Sanofi has managed the daunting task faced by managers worldwide: hauling its employees back to the office with minimal fuss.
That’s an impressive feat for a company that said last year it was going “all-in on AI.” The $50 billion French pharmaceutical giant Sanofi is quickly converting its operations to an AI-first model. Thousands of employees utilize its automated app plai, powered by German startup Aily Labs, on a daily basis.
Managers at the company are able to pinpoint manufacturing capacity at plants across the world and quickly schedule meetings with colleagues using its AI agents, cutting communication barriers in Sanofi’s multinational operations.
However, despite all this global digitization, the company has reinforced the need for face-to-face contact to drive innovation.
‘Serendipity’ in the office
Sanofi employees work in the office three days a week under a hybrid model, typically coming in on Tuesdays, Wednesdays, and Thursdays.
Speaking to Fortune in Paris, Sanofi’s chief digital officer, Emmanuel Frenehard, said this shift was vital to bring innovation to the company after employees kept things going during the upheaval of the COVID-19 pandemic.
Providing reassurance that AI was a job augmenter rather than a job taker, Frenehard reiterated the value of humans in the future of work, but only if they could work together in person.
“This technology is a facilitator. Technology is not going to supersede us. Technology is not going to take our space. Technology is going to complement us. So you need, really, the humans to be able to still drive that,” Frenehard told Fortune.
“And you need something that is very special, that humans have called serendipity,” he added.
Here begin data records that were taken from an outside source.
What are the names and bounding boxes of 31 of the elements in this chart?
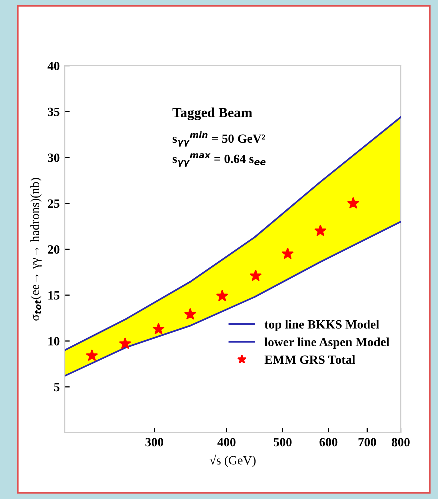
x-tick-label: 600	[320, 438, 338, 447]
x-tick-label: 400	[218, 438, 236, 447]
point	[216, 290, 228, 302]
x-tick-label: 800	[392, 438, 410, 447]
legend-label: lower line Aspen Model	[264, 338, 390, 350]
x-tick-label: 700	[358, 438, 376, 447]
point	[184, 308, 196, 320]
legend-label: EMM GRS Total	[264, 355, 356, 364]
annotation: s$_{γγ}$$^{min}$ = 50 GeV²	[172, 132, 266, 147]
y-axis-title: σ$_{tot}$(ee→ γγ→ hadrons)(nb)	[30, 178, 42, 321]
y-tick-label: 5	[54, 383, 60, 392]
legend-label: top line BKKS Model	[264, 320, 380, 332]
y-tick-label: 40	[48, 62, 60, 70]
annotation: s$_{γγ}$$^{max}$ = 0.64 s$_{ee}$	[172, 154, 266, 168]
y-tick-label: 25	[48, 200, 60, 208]
y-tick-label: 15	[48, 291, 60, 300]
point	[314, 225, 326, 236]
y-tick-label: 35	[48, 108, 60, 116]
x-tick-label: 500	[274, 438, 292, 447]
annotation: Tagged Beam	[172, 108, 252, 120]
x-axis-title: √s (GeV)	[210, 454, 256, 468]
point	[250, 270, 262, 282]
y-tick-label: 30	[48, 154, 60, 162]
point	[86, 350, 98, 361]
y-tick-label: 10	[48, 337, 60, 346]
point	[120, 338, 132, 350]
x-tick-label: 300	[146, 438, 164, 447]
y-tick-label: 20	[48, 246, 60, 254]
point	[282, 248, 294, 260]
point	[348, 198, 360, 209]
point	[152, 323, 165, 334]
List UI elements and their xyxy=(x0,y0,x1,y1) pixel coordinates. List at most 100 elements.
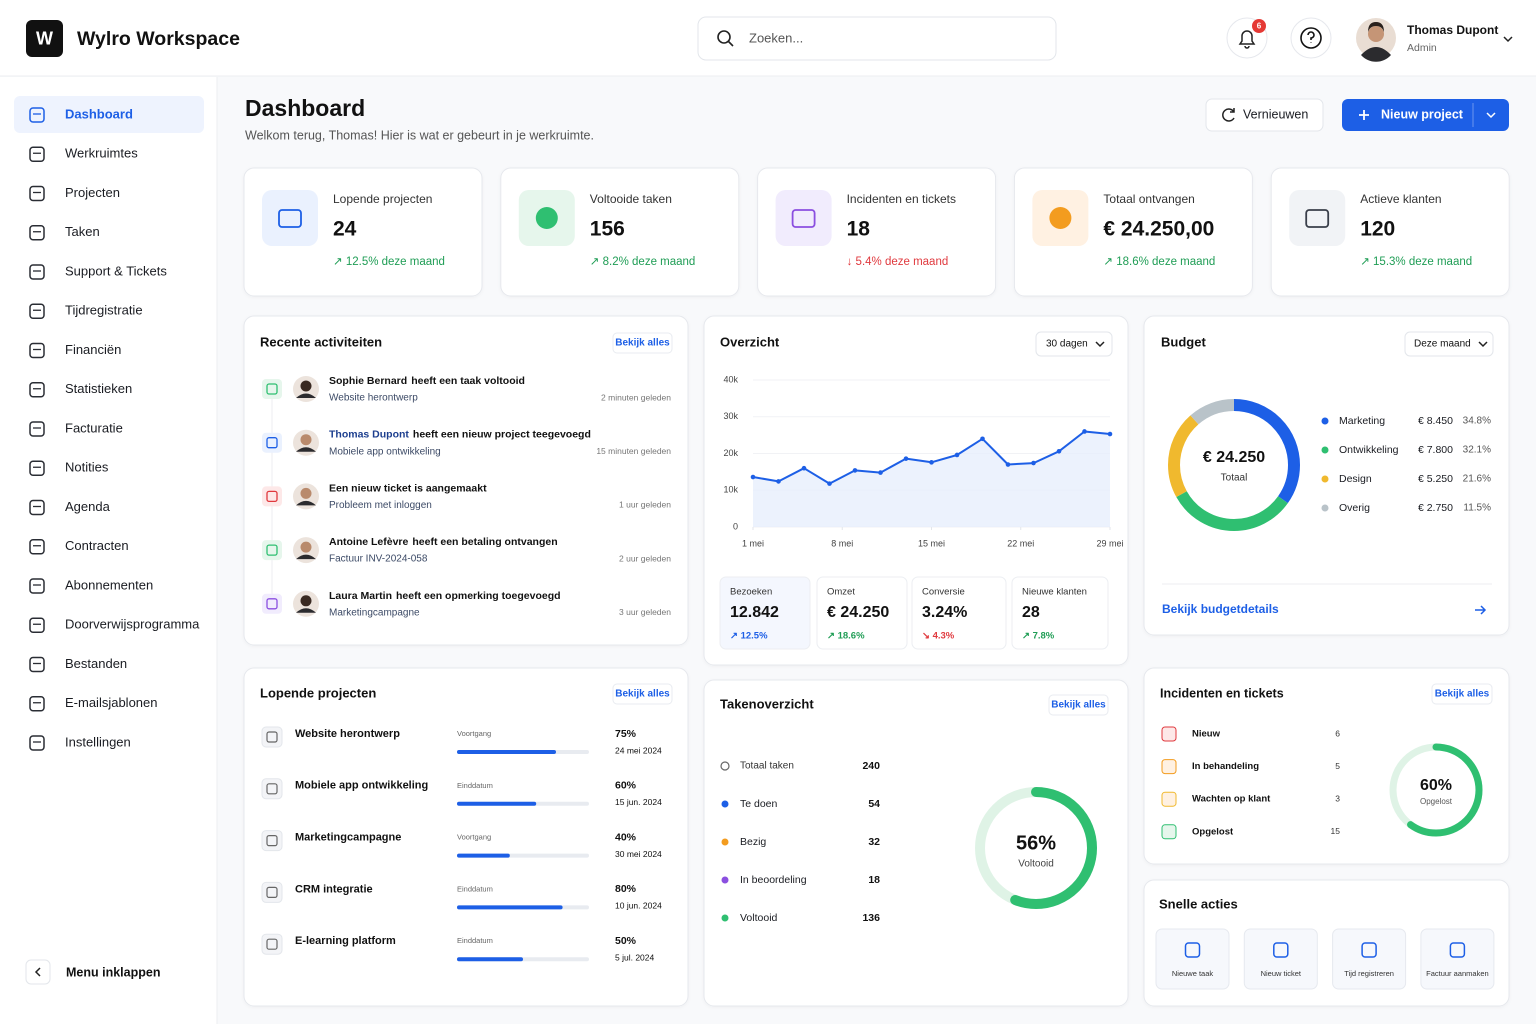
nav-item[interactable]: Tijdregistratie xyxy=(65,303,143,318)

“When you work from home, every part of your day is scheduled because this is how my calendar is. There’s no moment of, ‘Hey, have you thought of that?’
“How many great inventions were scheduled? How many great moments of innovation were scheduled? They’re not. They’re conversations, they’re challenges. And so it’s very difficult to get that [working from home].
“Now you come back to the office, because to keep something going when you’re remote in one of our largest existential crises, you do it.
“To create new innovation, I find it’s partly difficult, and so we said to people, we’re going to give you flexibility, but Tuesday, Wednesday, Thursday, you’re going to be together because that’s where you’re going to be the most productive.”
Frenehard said when Sanofi implemented this shift, very few candidates dropped out of the hiring process.
“But I think we were contrarians,” he said. “I think the contrarians are becoming the norm.”
Indeed, a swathe of companies have cracked the whip on their workforces who went remote during the pandemic. Several large companies have joined Sanofi in calling for employees to return to the office on a hybrid basis.
Others, however, including Amazon and iPhone challenger Nothing, have asked staff to come back into the office five days a week or face the sack. The news has typically not been received well by employees.
A common rationale for these RTO mandates among bosses is the intangible innovations that come from in-person collaboration. Frenehard’s eloquent explanation of these trends may explain why Sanofi’s employees have been ready to make the return without much fanfare.
Sanofi’s AI hiring push
Because of its AI overhaul, the nature of talent Sanofi seeks has shifted to hiring data scientists and engineers. That leaves the company fighting with tech groups in an increasingly competitive job market.
There’s one reason in particular, Frenehard says, that sought-after tech workers, which Frenehard said he hasn’t had an issue recruiting, weren’t put off by Sanofi’s RTO mandate.
“You can work for digital bank or fund. You can work for TikTok, that may be fun. Or you can work and you can truly see the impact that you have on people’s lives,” Frenehard said.
“Finding that that voice into the public took us some time. But we don’t have an issue recruiting at this stage, because since COVID, in our industry there’s a better realization that health is important. There’s a better realization that life-saving medicine is super important.”